Wrab 1200

Snap-frozen mouse or human liver (100 mg) was used to prepare chromatin. ChIP and ChIP-seq were performed as reported previously (Kain et al. 2021 (link)). Briefly, liver tissue was minced in cold PBS and cross-linked in 1% formaldehyde/PBS for 15 min with constant rotation in a Labquake tube rotator. Cross-linking was quenched by adding glycine to a final concentration of 0.125 M. Nuclear lysate was sonicated using a Diagenode Bioruptor Pico for 14 cycles (30 sec on/30 sec off). FOXA2-specific rabbit antiserum (Seven Hills Bioreagents WRAB-1200), rabbit antibody to lamin B1 (Abcam Ab16048), and anti-Histone H3 (trimethyl K9) rabbit antibody (ab8898) were used for immunoprecipitation.
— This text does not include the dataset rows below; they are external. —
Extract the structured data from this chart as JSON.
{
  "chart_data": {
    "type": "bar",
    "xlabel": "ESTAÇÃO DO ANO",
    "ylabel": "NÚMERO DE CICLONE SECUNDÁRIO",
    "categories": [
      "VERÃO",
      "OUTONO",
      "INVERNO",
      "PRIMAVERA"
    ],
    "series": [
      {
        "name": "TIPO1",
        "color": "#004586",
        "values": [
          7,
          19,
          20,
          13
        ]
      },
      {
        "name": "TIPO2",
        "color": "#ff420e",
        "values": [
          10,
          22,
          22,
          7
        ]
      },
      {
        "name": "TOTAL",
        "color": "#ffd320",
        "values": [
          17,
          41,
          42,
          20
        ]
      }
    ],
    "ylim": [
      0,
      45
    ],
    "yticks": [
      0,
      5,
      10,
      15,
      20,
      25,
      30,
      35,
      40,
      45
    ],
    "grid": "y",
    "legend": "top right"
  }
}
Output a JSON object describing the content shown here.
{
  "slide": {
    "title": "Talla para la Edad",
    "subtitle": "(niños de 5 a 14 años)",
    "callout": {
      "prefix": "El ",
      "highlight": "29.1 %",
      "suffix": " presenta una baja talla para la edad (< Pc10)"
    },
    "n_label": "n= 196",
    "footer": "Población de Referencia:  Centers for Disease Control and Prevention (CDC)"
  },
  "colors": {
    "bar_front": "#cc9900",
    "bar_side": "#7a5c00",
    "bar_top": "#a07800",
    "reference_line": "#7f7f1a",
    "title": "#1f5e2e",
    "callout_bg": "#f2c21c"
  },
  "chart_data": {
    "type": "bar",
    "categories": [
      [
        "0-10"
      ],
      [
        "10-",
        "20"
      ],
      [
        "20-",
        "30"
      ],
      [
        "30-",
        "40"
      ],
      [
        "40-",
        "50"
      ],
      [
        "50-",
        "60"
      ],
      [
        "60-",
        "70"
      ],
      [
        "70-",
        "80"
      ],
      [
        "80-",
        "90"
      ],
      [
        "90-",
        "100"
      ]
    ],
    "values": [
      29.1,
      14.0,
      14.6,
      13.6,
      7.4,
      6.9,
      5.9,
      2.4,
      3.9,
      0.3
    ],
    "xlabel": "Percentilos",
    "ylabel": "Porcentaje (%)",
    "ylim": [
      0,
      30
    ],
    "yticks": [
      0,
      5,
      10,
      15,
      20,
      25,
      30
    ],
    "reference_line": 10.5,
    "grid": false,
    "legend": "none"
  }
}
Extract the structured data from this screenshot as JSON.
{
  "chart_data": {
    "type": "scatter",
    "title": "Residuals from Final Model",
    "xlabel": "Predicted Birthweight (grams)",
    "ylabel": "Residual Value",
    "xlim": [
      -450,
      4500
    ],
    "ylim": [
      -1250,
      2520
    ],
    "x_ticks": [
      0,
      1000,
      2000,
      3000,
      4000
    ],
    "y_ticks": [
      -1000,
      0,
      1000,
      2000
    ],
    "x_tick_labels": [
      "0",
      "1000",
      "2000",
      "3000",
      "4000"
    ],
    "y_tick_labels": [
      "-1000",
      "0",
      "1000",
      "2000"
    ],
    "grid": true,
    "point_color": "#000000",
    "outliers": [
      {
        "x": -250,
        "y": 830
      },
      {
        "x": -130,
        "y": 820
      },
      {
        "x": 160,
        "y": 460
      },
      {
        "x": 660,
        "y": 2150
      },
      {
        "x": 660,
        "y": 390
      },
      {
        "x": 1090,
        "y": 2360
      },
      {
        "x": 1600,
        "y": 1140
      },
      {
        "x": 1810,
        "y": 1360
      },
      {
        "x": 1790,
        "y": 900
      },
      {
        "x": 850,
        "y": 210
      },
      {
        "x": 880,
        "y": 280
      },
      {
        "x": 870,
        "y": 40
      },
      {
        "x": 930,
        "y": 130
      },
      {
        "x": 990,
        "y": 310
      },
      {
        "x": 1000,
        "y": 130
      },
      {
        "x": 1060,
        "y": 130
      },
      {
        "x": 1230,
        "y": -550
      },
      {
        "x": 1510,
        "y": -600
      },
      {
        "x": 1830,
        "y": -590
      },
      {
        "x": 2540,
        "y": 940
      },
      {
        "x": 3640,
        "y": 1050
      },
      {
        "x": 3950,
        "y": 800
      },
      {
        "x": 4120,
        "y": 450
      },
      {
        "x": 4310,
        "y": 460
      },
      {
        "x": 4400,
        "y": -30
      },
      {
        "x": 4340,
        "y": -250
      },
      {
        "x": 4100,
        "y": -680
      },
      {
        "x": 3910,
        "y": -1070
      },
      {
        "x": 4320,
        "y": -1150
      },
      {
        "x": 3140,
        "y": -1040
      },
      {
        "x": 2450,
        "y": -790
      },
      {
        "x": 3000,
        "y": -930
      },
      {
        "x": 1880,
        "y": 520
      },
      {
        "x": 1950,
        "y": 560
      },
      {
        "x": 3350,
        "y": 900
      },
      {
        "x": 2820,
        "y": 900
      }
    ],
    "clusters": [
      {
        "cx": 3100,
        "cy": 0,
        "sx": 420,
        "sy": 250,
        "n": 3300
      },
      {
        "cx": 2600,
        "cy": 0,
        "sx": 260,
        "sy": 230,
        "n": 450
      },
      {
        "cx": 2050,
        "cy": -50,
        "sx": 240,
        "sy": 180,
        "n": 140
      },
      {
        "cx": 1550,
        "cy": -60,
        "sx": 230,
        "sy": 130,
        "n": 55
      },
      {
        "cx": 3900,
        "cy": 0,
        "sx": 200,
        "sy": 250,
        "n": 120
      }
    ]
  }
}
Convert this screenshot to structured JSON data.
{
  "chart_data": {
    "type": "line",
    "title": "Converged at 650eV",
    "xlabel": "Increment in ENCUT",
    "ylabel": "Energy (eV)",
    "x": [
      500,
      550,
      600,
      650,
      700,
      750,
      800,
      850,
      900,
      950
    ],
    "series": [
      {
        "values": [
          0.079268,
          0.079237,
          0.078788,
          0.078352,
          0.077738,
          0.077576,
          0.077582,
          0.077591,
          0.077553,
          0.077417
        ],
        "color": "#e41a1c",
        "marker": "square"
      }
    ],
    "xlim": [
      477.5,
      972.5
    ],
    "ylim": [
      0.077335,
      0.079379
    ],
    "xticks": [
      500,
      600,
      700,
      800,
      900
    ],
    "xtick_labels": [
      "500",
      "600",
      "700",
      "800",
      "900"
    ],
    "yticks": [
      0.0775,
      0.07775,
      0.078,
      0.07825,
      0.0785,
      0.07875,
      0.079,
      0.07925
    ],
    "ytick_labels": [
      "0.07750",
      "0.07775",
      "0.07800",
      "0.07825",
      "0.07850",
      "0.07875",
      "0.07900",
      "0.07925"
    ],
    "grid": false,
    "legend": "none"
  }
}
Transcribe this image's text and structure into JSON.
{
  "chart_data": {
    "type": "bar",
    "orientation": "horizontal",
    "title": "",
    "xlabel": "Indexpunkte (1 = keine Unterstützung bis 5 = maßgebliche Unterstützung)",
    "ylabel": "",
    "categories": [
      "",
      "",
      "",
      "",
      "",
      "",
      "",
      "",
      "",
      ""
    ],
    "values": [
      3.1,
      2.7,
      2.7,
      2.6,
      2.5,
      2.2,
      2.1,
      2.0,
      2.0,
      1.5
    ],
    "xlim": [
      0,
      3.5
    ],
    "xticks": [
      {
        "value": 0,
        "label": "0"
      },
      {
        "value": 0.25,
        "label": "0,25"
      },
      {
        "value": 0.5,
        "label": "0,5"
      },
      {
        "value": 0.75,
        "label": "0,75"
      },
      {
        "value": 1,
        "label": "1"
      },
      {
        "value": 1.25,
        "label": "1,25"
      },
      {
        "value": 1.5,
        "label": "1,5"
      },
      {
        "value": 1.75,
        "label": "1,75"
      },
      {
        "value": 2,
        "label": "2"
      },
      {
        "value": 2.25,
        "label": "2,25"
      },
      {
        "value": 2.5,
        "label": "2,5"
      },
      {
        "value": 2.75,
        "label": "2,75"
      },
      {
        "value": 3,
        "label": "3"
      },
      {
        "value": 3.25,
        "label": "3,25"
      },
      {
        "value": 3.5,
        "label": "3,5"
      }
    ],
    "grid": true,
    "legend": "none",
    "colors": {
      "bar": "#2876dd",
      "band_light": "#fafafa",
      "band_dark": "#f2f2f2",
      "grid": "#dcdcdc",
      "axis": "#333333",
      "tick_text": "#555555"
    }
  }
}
Libraries were made according to standard Illumina protocol (end-repair of ChIP DNA, addition of A base to the 3′-ends, adapter ligation, and amplification). We used multiplex adapters for sequencing and Kapa HiFi DNA polymerase (Kapa Biosystems) for PCR amplification (16 cycles). Library fragments were isolated using Pippin Prep agarose gel. The purified DNA was captured on an Illumina flow cell for cluster generation. Libraries were sequenced on Illumina NextSeq 500 and NextSeq 2000 instruments following the manufacturer's protocols.